Management is hiding the books
At the heart of the dispute is a simple demand: show us the numbers. The union says management has refused to hand over audited accounts, wage records, company structure details and board minutes. Without this information, workers cannot assess whether the job cuts are genuinely necessary or whether alternatives exist. Section 25 of the Trade Unions and Employers Organizations Act requires management to share this information. Genesis HB is not doing so, making meaningful negotiation impossible.
Are union leaders being targeted?
Seven workers face retrenchment. Four of them sit on the union committee. The union believes this is no coincidence. Targeting union representatives to weaken workers’ collective voice is union-busting and it is illegal. The BDWU is putting management on notice that it will not let this stand.
A crisis made worse
The job cuts come at the worst possible time. Botswana’s diamond industry generates roughly 80 per cent of the country’s export earnings and funds a third of government spending and pays for schools, hospitals and public services that millions of Batswana depend on. That industry is now under severe pressure from laboratory-grown diamonds: synthetic stones that are chemically identical to mined gems but cost a fraction of the price. In just a few years they have captured an estimated 15 to 20 per cent of the global jewellery market, hitting hard on demand for natural diamonds.
Even De Beers, one of the most powerful companies in the diamond trade and Botswana’s most important industry partner, recorded a sharp drop in rough diamond sales in 2023 and has started selling laboratory-grown stones itself. This is a clear sign that the industry’s problems are deep and lasting, not temporary. In this climate, every job in the diamond value chain matters. The BDWU says management should be working with workers to find solutions not retrenching them.

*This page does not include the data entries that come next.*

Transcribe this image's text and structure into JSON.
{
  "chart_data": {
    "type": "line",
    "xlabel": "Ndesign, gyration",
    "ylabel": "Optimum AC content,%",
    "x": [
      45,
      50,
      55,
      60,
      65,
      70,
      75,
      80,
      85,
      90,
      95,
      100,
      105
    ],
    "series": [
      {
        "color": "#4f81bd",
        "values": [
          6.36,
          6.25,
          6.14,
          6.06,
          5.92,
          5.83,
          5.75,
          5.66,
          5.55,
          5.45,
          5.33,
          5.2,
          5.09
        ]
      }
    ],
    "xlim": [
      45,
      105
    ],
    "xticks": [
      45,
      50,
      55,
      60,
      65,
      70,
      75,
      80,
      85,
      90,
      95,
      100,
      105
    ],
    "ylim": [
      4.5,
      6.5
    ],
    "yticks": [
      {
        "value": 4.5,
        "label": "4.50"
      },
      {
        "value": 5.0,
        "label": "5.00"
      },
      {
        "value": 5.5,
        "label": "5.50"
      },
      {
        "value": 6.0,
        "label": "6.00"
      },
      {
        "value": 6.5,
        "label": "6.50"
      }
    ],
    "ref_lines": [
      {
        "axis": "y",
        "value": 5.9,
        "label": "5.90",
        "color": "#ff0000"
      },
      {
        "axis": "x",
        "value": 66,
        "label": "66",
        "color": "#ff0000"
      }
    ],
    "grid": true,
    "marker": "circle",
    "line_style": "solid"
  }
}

What the union is demanding?
The union is calling on Genesis HB to stop the retrenchment process immediately and sit down with workers to develop a fair redundancy policy that genuinely explores alternatives to job losses. If management refuses, the union will take the dispute to the Commissioner of Labour and Social Security or apply to the Industrial Court for an urgent order to halt the process.
Workers will not be silenced
“Genesis HB thinks it can silence workers by targeting union leaders, but the union will fight back,” said Dominic Mapoka, chairperson of the BDWU.
Paule-France Ndessomin, IndustriALL Sub-Saharan Africa regional secretary, placed the dispute in its wider context.
“Diamond-dependent countries are already bleeding jobs to synthetic stones. Companies that respond by crushing unions are adding injustice to injury. Retrenchments must be handled transparently, in a way that protects both unions and jobs.”